19. A medical researcher tests whether the proportion of patients who respond to a treatment exceeds 60%. She surveys $n = 80$ patients and finds $\hat{p} = 0.70$. She computes $z = 1.83$ and $p = 0.034$. At $\alpha = 0.05$, she rejects $H_0$. She then constructs a 95% CI and gets (0.60, 0.80). She's confused: "My CI includes 0.60 — how can I reject $H_0: p = 0.60$?"

What is the explanation?

(a) She made a computational error in either the test or the CI (b) The CI uses $\hat{p}$ in the SE while the test uses $p_0$, so they can give slightly different results at the boundary (c) The test is one-tailed but the CI is two-tailed, so they don't need to exactly agree (d) Both (b) and (c)

Answer

**(d) Both (b) and (c).** There are two reasons for the apparent discrepancy.

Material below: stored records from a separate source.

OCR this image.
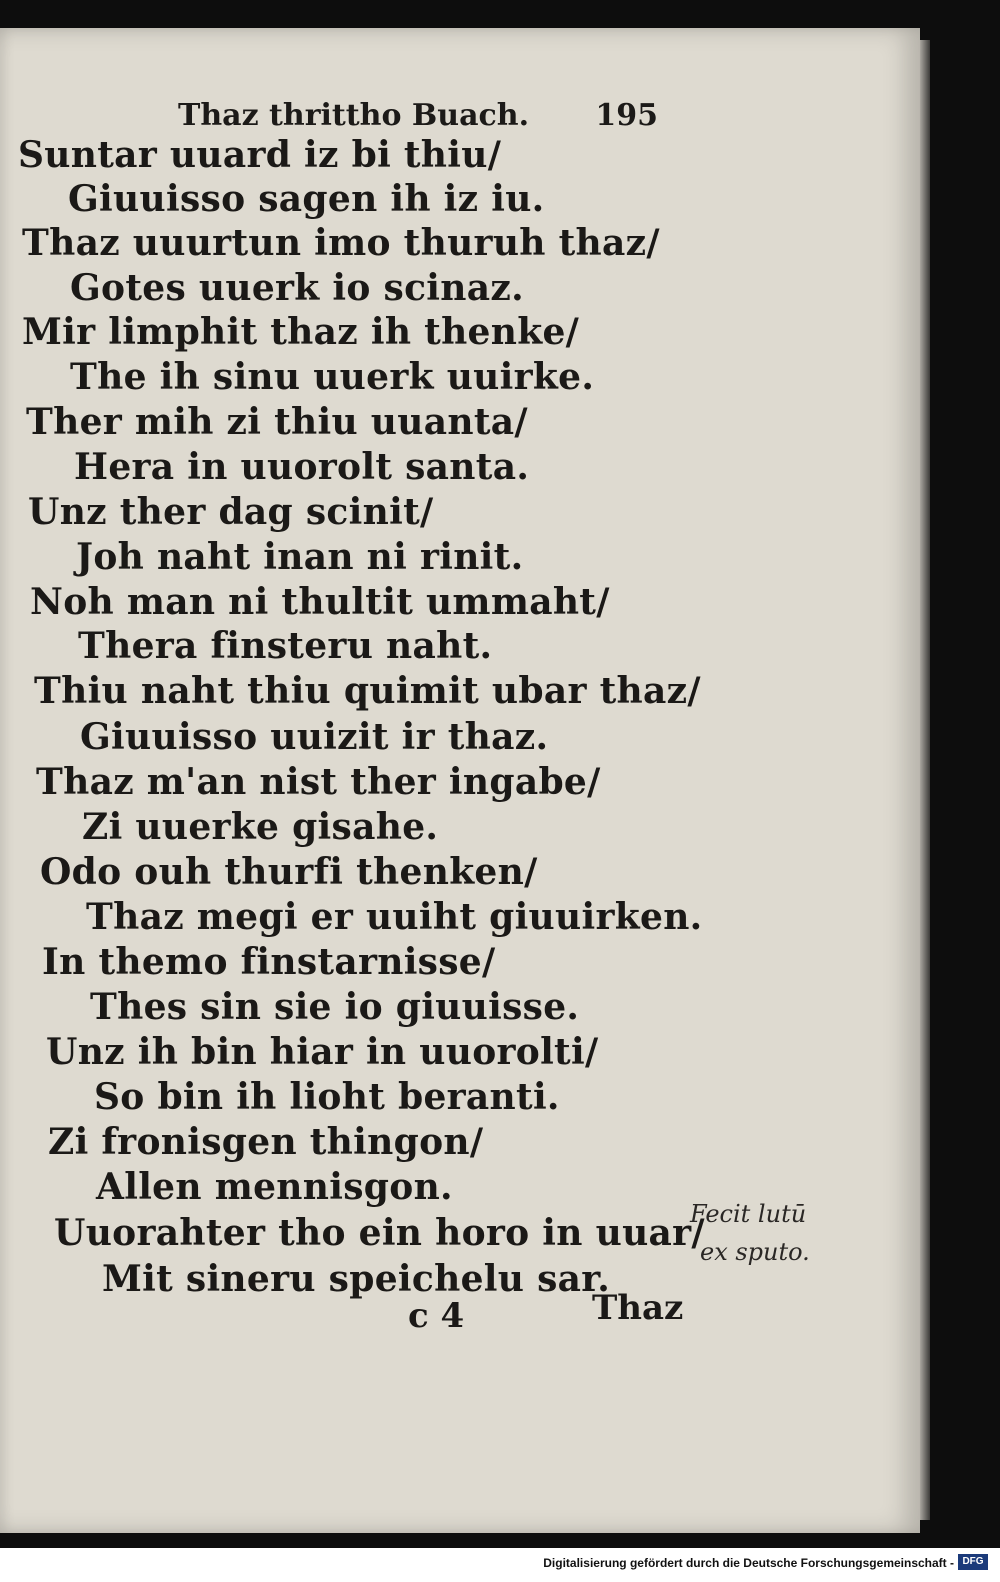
Thaz thrittho Buach. 195
Suntar uuard iz bi thiu/
Giuuisso sagen ih iz iu.
Thaz uuurtun imo thuruh thaz/
Gotes uuerk io scinaz.
Mir limphit thaz ih thenke/
The ih sinu uuerk uuirke.
Ther mih zi thiu uuanta/
Hera in uuorolt santa.
Unz ther dag scinit/
Joh naht inan ni rinit.
Noh man ni thultit ummaht/
Thera finsteru naht.
Thiu naht thiu quimit ubar thaz/
Giuuisso uuizit ir thaz.
Thaz m'an nist ther ingabe/
Zi uuerke gisahe.
Odo ouh thurfi thenken/
Thaz megi er uuiht giuuirken.
In themo finstarnisse/
Thes sin sie io giuuisse.
Unz ih bin hiar in uuorolti/
So bin ih lioht beranti.
Zi fronisgen thingon/
Allen mennisgon.
Uuorahter tho ein horo in uuar/
Mit sineru speichelu sar.
Fecit lutū
ex sputo.
c 4	Thaz
Digitalisierung gefördert durch die Deutsche Forschungsgemeinschaft - DFG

First, the hypothesis test uses $p_0 = 0.60$ in the standard error, while the CI uses $\hat{p} = 0.70$. These give slightly different standard errors, which can lead to different conclusions right at the boundary. Second, and more importantly, the CI is inherently two-tailed (it corresponds to a two-sided test), while her hypothesis test is one-tailed ($H_a: p > 0.60$). The CI-test duality is exact only when comparing a two-sided test to a two-tailed CI. A one-tailed test at $\alpha = 0.05$ can reject $H_0$ even when the 95% CI just barely includes $p_0$.

20. Which of the following best describes what is "new" in Chapter 14 compared to Chapters 12 and 13?

(a) The formulas for proportion inference are completely different from those for means (b) This chapter introduces the z-test for the first time (c) This chapter applies the frameworks from Chapters 12 and 13 specifically to proportions, with rigorous conditions checking and improved CI methods (d) This chapter adds the Wilson interval as a replacement for all previous methods

Answer

**(c) This chapter applies the frameworks from Chapters 12 and 13 specifically to proportions, with rigorous conditions checking and improved CI methods.** Chapter 14 is an application chapter — it takes the CI framework from [Chapter 12](../../part-04-bridge-to-inference/chapter-12-confidence-intervals/index.md) and the hypothesis testing framework from [Chapter 13](../../part-04-bridge-to-inference/chapter-13-hypothesis-testing/index.md) and applies them systematically to proportions. The new content includes rigorous conditions checking (the success-failure condition), improved CI methods (Wilson interval and plus-four method), and extensive applied practice with polling, public health, and sports analytics examples. It's not introducing entirely new frameworks but deepening and applying existing ones.